Proper preparation of your log siding product before staining, as well as the staining procedure itself, can ensure that your finished log siding exceeds your expectations or the expectations of your client. Town & Country Cedar Products artisans are well versed in preparing log siding for the staining process. Here are their valuable tips for the proper preparation of the wood, and application of wood staining products.
Log Siding Quality is Critical: The sap-ring in pine log siding measures 2/3 the diameter of the tree trunk. Thus most pine siding will be made from sap wood and will bleed sap out of the wood for 2-3 years. Sap causes what is typically seen as black blotches on pine siding -- even with the very best of stain applications! However, there is no sap at all in the quality northern white cedar siding and paneling from Town & Country because it is cut from the heartwood of the cedar tree.
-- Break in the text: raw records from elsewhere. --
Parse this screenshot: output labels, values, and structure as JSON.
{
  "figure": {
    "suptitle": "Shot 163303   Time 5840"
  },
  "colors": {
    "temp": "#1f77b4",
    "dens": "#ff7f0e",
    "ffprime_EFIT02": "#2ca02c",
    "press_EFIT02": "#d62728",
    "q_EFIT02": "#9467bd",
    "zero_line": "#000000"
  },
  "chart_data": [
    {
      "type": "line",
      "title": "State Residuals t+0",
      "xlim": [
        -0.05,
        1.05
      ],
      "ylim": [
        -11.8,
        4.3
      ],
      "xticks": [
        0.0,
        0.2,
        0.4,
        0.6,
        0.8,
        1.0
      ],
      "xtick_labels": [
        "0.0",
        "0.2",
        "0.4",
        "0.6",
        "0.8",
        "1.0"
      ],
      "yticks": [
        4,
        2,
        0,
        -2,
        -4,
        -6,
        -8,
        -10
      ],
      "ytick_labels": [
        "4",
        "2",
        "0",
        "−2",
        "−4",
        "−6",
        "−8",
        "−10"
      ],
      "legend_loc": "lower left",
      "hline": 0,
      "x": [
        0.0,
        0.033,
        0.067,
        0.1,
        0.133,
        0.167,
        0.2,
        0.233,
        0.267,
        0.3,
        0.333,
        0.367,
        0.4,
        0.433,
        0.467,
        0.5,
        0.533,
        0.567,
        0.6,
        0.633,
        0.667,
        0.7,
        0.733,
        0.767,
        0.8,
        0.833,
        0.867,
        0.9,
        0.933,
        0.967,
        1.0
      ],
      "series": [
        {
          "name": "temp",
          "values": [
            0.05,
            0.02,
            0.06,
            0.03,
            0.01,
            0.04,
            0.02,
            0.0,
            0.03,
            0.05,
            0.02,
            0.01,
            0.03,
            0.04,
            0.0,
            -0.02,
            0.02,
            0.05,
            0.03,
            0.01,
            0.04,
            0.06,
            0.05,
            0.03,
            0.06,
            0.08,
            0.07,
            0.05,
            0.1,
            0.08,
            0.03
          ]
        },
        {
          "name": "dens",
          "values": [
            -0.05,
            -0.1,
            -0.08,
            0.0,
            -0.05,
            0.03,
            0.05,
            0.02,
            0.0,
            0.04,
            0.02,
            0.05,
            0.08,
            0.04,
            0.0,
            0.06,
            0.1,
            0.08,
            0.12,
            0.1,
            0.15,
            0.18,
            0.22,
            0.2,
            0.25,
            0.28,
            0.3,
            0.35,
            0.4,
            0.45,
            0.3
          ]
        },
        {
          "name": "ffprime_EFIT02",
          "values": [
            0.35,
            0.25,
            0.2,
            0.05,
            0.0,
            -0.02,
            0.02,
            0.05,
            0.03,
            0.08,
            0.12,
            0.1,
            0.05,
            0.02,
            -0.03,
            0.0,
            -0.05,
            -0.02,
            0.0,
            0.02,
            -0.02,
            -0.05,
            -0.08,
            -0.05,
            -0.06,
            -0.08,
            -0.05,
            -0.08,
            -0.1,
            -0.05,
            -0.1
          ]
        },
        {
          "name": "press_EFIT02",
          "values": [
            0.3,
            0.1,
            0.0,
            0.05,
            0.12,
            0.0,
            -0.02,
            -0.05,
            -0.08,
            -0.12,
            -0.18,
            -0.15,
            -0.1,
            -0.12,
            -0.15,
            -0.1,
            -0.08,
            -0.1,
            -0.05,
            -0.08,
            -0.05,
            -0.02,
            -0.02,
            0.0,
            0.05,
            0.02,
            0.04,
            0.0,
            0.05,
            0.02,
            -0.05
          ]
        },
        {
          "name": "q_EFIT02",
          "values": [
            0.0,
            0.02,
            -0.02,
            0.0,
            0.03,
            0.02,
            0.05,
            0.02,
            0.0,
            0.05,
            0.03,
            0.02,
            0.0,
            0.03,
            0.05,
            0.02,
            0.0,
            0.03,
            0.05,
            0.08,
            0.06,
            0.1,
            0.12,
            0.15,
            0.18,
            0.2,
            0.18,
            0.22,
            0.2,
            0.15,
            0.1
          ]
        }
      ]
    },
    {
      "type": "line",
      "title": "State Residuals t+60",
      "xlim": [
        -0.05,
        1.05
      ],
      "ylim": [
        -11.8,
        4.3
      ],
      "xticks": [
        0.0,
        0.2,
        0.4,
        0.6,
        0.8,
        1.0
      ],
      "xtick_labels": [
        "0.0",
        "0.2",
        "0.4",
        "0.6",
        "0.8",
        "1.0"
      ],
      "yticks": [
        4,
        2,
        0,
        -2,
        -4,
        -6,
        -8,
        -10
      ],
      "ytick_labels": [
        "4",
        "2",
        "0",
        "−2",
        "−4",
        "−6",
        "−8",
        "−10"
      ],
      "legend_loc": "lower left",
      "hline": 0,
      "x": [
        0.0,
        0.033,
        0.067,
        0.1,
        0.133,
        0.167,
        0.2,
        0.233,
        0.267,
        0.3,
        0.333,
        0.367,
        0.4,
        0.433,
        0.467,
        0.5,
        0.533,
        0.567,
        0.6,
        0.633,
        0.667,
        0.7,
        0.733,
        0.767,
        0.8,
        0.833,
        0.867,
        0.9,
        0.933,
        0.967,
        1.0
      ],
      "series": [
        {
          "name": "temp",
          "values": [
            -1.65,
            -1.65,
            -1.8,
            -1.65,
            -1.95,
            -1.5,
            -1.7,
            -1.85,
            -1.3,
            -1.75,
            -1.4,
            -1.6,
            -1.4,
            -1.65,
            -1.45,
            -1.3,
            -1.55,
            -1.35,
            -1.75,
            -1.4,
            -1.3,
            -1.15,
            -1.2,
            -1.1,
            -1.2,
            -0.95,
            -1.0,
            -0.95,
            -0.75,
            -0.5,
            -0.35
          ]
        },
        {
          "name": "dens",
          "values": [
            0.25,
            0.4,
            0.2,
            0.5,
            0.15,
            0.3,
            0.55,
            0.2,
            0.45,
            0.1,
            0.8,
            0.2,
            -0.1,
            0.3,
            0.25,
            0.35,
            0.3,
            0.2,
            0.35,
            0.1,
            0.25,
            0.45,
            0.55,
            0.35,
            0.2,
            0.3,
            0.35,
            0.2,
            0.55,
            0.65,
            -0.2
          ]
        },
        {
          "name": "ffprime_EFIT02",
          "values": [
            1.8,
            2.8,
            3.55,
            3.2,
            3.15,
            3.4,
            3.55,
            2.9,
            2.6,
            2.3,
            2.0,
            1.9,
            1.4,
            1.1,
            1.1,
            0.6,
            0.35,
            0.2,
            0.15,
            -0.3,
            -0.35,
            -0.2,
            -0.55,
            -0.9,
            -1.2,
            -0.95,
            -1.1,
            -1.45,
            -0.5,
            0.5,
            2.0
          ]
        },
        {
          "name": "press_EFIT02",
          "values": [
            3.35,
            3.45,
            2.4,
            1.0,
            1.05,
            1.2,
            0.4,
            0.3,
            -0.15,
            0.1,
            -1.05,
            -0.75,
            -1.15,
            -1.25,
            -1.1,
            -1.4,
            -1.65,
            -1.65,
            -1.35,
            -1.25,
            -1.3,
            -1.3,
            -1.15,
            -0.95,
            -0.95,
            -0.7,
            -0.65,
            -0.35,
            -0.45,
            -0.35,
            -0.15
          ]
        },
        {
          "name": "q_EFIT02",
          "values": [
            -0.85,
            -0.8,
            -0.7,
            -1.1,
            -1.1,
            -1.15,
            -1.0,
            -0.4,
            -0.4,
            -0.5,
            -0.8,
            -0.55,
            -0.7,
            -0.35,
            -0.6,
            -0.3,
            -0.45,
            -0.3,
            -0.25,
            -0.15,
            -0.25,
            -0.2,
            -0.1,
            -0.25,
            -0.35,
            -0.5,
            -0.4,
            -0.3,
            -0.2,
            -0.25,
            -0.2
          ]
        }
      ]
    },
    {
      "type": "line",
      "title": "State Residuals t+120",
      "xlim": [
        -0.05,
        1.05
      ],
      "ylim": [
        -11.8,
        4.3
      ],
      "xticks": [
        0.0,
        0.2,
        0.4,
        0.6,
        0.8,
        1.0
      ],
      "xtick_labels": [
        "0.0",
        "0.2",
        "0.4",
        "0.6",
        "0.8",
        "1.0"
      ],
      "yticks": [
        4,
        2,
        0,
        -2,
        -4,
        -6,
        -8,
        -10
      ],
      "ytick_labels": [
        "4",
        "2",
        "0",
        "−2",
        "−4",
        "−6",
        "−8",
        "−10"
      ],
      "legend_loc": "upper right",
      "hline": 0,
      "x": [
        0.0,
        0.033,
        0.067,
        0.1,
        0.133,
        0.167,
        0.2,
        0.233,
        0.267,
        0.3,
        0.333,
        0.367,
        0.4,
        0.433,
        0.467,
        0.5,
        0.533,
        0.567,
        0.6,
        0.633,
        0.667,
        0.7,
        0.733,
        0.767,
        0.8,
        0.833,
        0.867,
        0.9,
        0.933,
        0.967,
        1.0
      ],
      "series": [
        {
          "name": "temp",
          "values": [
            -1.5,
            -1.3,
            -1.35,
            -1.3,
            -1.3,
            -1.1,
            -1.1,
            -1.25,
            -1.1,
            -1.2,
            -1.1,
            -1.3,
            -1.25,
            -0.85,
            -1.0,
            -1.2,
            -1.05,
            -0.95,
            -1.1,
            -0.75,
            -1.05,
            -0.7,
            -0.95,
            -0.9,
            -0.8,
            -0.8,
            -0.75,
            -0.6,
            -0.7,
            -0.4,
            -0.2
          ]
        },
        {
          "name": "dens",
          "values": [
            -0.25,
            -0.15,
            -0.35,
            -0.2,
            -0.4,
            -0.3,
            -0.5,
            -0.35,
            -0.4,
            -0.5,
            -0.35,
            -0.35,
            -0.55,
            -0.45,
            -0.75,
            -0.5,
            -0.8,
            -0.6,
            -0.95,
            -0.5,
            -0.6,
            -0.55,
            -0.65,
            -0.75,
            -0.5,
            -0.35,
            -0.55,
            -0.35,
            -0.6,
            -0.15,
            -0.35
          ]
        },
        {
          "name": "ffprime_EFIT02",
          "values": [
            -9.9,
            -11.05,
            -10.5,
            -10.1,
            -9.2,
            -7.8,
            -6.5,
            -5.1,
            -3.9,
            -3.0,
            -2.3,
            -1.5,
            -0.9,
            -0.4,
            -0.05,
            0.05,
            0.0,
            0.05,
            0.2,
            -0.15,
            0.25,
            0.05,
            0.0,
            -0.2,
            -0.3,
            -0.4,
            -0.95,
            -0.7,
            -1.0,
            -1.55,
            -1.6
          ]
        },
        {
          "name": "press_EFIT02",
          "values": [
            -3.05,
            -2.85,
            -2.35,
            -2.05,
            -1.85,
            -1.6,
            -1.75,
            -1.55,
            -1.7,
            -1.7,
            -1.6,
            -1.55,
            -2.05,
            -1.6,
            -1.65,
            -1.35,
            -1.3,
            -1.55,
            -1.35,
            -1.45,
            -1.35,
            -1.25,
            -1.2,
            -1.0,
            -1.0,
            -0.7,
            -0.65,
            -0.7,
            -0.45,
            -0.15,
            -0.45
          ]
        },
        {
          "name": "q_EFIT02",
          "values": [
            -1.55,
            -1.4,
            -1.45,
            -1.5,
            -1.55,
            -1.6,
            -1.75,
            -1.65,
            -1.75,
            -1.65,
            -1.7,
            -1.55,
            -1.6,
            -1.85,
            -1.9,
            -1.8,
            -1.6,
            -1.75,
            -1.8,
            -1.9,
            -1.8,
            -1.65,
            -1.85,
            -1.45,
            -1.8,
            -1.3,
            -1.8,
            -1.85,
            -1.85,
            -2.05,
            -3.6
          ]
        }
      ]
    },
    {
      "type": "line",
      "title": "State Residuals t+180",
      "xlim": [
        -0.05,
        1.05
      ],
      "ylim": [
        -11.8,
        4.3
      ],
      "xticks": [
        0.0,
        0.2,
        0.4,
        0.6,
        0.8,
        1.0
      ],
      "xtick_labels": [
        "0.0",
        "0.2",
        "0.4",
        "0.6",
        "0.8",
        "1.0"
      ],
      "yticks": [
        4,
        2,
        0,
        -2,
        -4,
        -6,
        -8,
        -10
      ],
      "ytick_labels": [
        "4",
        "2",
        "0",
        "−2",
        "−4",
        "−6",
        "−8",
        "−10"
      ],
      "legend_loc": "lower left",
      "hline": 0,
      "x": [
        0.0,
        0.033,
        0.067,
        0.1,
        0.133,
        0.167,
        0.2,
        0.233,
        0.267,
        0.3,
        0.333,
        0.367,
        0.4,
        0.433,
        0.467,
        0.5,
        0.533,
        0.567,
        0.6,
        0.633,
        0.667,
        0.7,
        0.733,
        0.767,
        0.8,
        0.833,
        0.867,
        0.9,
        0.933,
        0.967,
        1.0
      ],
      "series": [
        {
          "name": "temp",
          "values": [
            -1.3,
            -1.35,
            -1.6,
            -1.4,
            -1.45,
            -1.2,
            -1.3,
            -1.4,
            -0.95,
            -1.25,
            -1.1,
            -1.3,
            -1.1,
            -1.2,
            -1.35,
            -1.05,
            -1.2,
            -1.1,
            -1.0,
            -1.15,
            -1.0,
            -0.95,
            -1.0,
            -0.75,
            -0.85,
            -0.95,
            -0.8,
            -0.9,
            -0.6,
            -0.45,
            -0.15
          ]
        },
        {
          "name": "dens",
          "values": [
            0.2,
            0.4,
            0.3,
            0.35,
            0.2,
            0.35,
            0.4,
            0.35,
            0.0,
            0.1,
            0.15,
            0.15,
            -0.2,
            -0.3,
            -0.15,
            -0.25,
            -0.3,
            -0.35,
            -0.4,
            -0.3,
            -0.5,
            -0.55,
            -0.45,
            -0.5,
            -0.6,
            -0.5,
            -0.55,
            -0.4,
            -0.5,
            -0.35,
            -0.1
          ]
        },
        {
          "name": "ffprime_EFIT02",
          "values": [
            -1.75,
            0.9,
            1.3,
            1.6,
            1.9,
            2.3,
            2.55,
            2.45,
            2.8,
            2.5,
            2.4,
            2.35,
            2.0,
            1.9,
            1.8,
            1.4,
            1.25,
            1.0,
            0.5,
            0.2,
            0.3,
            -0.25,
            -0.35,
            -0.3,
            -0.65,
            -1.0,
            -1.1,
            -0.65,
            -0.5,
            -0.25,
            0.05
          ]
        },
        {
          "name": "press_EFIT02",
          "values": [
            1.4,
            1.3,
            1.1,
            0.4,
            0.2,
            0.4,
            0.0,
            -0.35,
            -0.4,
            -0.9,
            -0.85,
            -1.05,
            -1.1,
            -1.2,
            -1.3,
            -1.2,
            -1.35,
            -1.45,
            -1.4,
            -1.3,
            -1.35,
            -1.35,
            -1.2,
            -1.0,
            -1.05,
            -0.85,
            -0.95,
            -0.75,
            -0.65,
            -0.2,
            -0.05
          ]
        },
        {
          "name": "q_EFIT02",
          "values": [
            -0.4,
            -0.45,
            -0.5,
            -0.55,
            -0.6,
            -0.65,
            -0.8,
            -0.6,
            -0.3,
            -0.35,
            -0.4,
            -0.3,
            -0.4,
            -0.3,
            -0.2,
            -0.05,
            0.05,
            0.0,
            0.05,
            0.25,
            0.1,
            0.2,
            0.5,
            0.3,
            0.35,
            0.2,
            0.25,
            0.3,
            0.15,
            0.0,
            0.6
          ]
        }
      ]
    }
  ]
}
White cedar tree sapwood typically measures only ½ to 1 inch of the diameter of the trunk and Town & Country removes ALL the sapwood during the drying and milling process. Simply stated, using inferior log siding products milled from sapwood may be inexpensive to begin with, but in the long run will cost more time and effort to maintain and will result in less satisfaction with the appearance of the home.
Prepare the Log Siding: Use a TSP wash (Tri Sodium Phosphate) to open up the cellular structure of the wood so the stain will penetrate further into the grain.
Stain Quality: It’s always best to research the different stain qualities available at your local stain store. Check online to make sure you are getting the quality you want for the money you want to spend. There are a wide range of products, and of course, the best products are the most expensive. Even a quality stain will not wear well if preparation is inadequate or sun exposure is excessive. Look for guarantees and for stain life expectancies as published by the manufacturer. Follow all manufacturers’ recommendations for product preparation and stain application.
Stain Application: Stain doesn’t go on like a coating of paint and doesn’t function like paint in the protection of your log siding product. Unlike paint, stain is designed to soak into the wood. Two healthy coats of stain back-brushed into the wood itself are much better than one heavy coat of stain, which sits on the surface. If you apply your stain like a thick coat of paint, the stain will ultimately chip, crack and peal.
Color Choice: The predominant enemy of stain is the UV rays of the sun. Lighter stain colors will fail faster than darker stain colors because UV rays penetrate further into the lighter colored product.
Limit Sun Exposure: If you are still designing your home, you might want to position your home in relation to the sun in order to minimize sun exposure. It's always good to have an 18 – 24 inch overhanging soffit on your roof to keep your log siding out of the sun as much as possible.